Speed killsI don’t talk about site performance very often. But today’s news about Bank of America’s website challenges today brought it top of mind. If you don’t know what’s happening, here’s what CNN had to say:

“Bank of America’s website was sluggish and intermittently unavailable for many users on Tuesday, in an outage that the bank hadn’t explained by the end of the day.

Bank of America (BAC, Fortune 500) spokesman Mark Pipitone said the company is ‘working to ensure full availability,’ and that online banking is available ‘although some customers may experience occasional slowness.'”

I worked for Charles Schwab during the dot-com boom.
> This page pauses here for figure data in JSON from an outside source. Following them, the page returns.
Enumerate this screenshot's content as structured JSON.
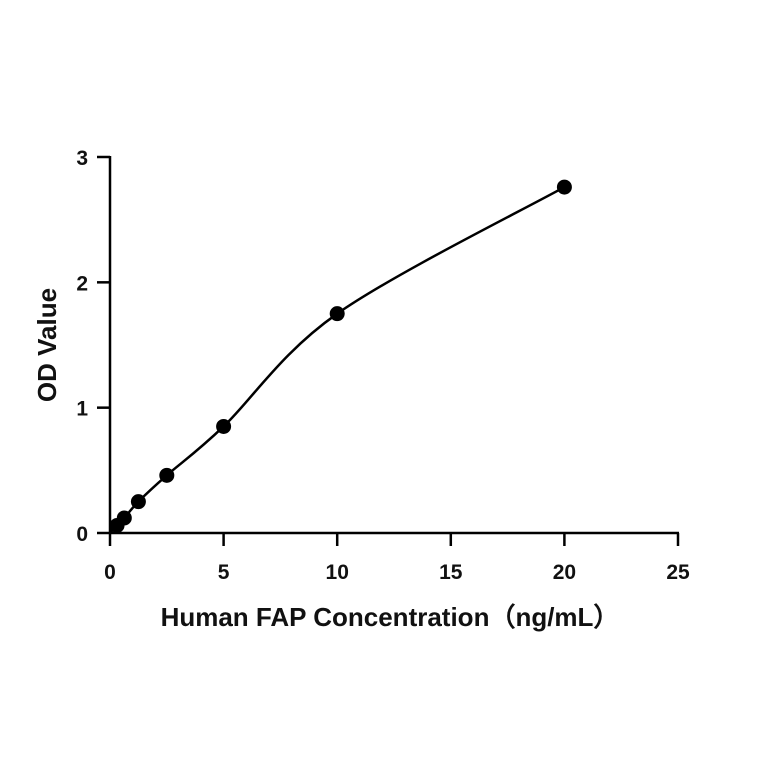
{
  "chart_data": {
    "type": "scatter",
    "title": "",
    "xlabel": "Human FAP Concentration（ng/mL）",
    "ylabel": "OD Value",
    "xlim": [
      0,
      25
    ],
    "ylim": [
      0,
      3
    ],
    "xticks": [
      "0",
      "5",
      "10",
      "15",
      "20",
      "25"
    ],
    "yticks": [
      "0",
      "1",
      "2",
      "3"
    ],
    "grid": false,
    "legend": "none",
    "fit_curve": true,
    "colors": {
      "points": "#000000",
      "curve": "#000000"
    },
    "series": [
      {
        "x": [
          0.31,
          0.63,
          1.25,
          2.5,
          5,
          10,
          20
        ],
        "y": [
          0.06,
          0.12,
          0.25,
          0.46,
          0.85,
          1.75,
          2.76
        ]
      }
    ]
  }
}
And I remember our sites occasionally having performance issues due to the extreme demand from customers to execute ever more trades, ever more quickly. Unfortunately, whenever we had problems, it both irritated customers, cost us money, and hurt our reputation (the only consolation was that most other online brokers were having the same problem, so customers didn’t have many better options from which to choose — I’m not saying that’s the right approach, merely that it was the reality at the time).

Of course, you don’t have to be a financial services company to experience poor site performance. There’s a memorable moment in “The Social Network” where Mark Zuckerberg loses his mind on Eduardo Savarin after Savarin stops payment on their hosting account, potentially knocking the nascent site offline entirely. First Zuckerberg ensures the sites remain online and, later in the movie, ensures Savarin isn’t in a position to do it again.

If you’re a retailer, you probably vacuum and dust your stores regularly, restock shelves, and ensure easy access to merchandise. If you’re a restaurant, you wipe the tables and sweep the floors, polish the silverware, and relight the candles. If you’re a hotel, you make the beds, change the towels, and clean the bathrooms.

And, if you’re a website, you do everything you can to ensure your customers have a speedy and uninterrupted experience. Speed matters. It’s not a technical concern. It’s basic customer service.